U.K., U.S. Join Forces to Strike Back in Cyberspace
BBC News
Gordon Corera
November 19, 2021
The U.S. and U.K. announced a collaboration to strike back against mutual adversaries engaging in malicious cyber-activities, to address "evolving threats with a full range of capabilities." At an annual meeting of intelligence chiefs, U.K. General Sir Patrick Sanders and Government Communications Headquarters director Sir Jeremy Fleming and U.S. Cyber Command director General Paul Nakasone "reaffirmed" their pledge to jointly disrupt and deter new and emergent cyberthreats. They said they would accomplish this "by planning enduring combined cyberspace operations that enable a collective defense and deterrence and impose consequences on our common adversaries who conduct malicious cyber-activity." The "persistent engagement" approach used by the U.S. entails contesting adversaries daily to disrupt their cyberattack infrastructure, while Britain suggests a similar strategy with the launch of its National Cyber Force.

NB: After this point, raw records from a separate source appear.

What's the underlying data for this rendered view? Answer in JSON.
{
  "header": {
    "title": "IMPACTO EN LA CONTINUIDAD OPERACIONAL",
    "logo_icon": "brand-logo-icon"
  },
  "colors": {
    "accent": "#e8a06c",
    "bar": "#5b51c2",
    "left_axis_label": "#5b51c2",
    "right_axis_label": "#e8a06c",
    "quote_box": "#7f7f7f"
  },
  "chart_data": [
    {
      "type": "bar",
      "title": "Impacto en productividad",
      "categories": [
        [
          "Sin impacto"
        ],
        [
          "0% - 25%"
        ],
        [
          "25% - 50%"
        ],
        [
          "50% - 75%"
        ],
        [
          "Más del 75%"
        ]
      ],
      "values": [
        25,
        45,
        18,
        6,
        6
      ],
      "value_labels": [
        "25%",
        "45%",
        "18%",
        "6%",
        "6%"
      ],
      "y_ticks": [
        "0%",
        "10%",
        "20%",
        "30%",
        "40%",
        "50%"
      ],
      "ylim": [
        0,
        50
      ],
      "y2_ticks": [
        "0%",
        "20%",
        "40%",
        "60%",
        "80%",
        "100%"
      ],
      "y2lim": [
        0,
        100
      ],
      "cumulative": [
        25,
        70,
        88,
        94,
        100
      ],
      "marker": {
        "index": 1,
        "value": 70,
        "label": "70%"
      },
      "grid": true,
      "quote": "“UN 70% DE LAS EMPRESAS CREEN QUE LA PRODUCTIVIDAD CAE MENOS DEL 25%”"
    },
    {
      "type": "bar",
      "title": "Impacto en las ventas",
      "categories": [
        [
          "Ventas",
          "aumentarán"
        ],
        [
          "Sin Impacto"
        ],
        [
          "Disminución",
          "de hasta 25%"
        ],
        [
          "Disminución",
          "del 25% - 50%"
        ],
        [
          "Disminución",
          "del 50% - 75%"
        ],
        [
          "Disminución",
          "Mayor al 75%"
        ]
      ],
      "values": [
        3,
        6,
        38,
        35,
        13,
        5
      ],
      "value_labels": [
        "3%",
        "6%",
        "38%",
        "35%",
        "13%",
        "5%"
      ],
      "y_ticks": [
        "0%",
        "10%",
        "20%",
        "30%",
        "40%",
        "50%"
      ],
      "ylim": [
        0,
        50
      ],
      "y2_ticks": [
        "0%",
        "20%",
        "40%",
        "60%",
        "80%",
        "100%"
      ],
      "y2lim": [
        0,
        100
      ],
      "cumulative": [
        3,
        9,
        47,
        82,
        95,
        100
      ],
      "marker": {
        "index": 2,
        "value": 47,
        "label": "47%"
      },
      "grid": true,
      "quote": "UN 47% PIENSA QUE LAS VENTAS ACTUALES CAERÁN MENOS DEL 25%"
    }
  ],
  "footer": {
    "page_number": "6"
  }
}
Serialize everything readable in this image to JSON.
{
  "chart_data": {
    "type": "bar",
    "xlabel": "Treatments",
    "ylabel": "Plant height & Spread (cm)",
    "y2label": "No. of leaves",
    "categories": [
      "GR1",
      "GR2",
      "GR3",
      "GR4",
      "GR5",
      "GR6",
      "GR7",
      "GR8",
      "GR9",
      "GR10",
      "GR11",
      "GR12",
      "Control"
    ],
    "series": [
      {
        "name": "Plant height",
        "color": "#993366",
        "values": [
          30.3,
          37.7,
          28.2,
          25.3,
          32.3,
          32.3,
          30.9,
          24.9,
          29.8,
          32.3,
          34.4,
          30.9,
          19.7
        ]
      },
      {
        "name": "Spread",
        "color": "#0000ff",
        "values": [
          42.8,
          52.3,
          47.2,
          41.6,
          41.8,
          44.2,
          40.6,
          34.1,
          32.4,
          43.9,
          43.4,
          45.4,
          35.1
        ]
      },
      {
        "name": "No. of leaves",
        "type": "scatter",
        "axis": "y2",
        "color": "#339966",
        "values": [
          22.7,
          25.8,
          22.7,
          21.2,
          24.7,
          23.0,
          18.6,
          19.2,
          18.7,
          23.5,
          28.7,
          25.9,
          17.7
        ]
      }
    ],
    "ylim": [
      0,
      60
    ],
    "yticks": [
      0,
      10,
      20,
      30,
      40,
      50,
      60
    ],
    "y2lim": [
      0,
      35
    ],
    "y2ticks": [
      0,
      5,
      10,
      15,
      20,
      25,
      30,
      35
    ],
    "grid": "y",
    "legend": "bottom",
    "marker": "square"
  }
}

This Tool Protects Your Private Data While You Browse
UC San Diego News Center
Ioana Patringenaru
November 18, 2021
The SugarCoat tool developed by researchers at the University of California, San Diego (UCSD) and Brave Software can better protect users' private data as they browse the Web. SugarCoat targets scripts that attack privacy but are critical to Website operations, replacing them with safe scripts that possess the same properties. The open-source SugarCoat is configured to integrate with existing privacy focused browsers like Brave, Firefox, and Tor, and browser extensions like uBlock Origin. UCSD's Michael Smith said, "SugarCoat integrates with existing content-blocking tools like ad blockers, to empower users to browse the Web without giving up their privacy."
Roll Call (11/18, DeChiaro) reports Democratic leaders have revealed that “House and Senate negotiators will soon go to conference in an effort to send bipartisan legislation aimed at advancing U.S. competitiveness in science and technology to President Joe Biden’s desk.” In June, the Senate “passed legislation that would authorize around $200 billion in spending for the National Science Foundation, the Energy Department and other government agencies tasked with research and development in 21st-century fields of technology such as artificial intelligence, quantum computing, robotics and cybersecurity.” The bill, called the US Innovation and Competition Act “USICA,” “would also approve $52 billion in spending to bolster the struggling U.S. semiconductor industry.” However, “the House has not passed a companion measure.” A representative of “Speaker Nancy Pelosi did not respond to questions about which bills the House would bring to conference.”
The Jerusalem Post (ISR) (11/17, Bob) reported that Israel, the United Arab Emirates, “and five other countries engaged in the first-ever simulation of a mega-cyberattack on the international airline industry, the Israel National Cyber Directorate has announced.” The simulation was made public by the Israel National Cyber Directorate (INCD) only on Wednesday.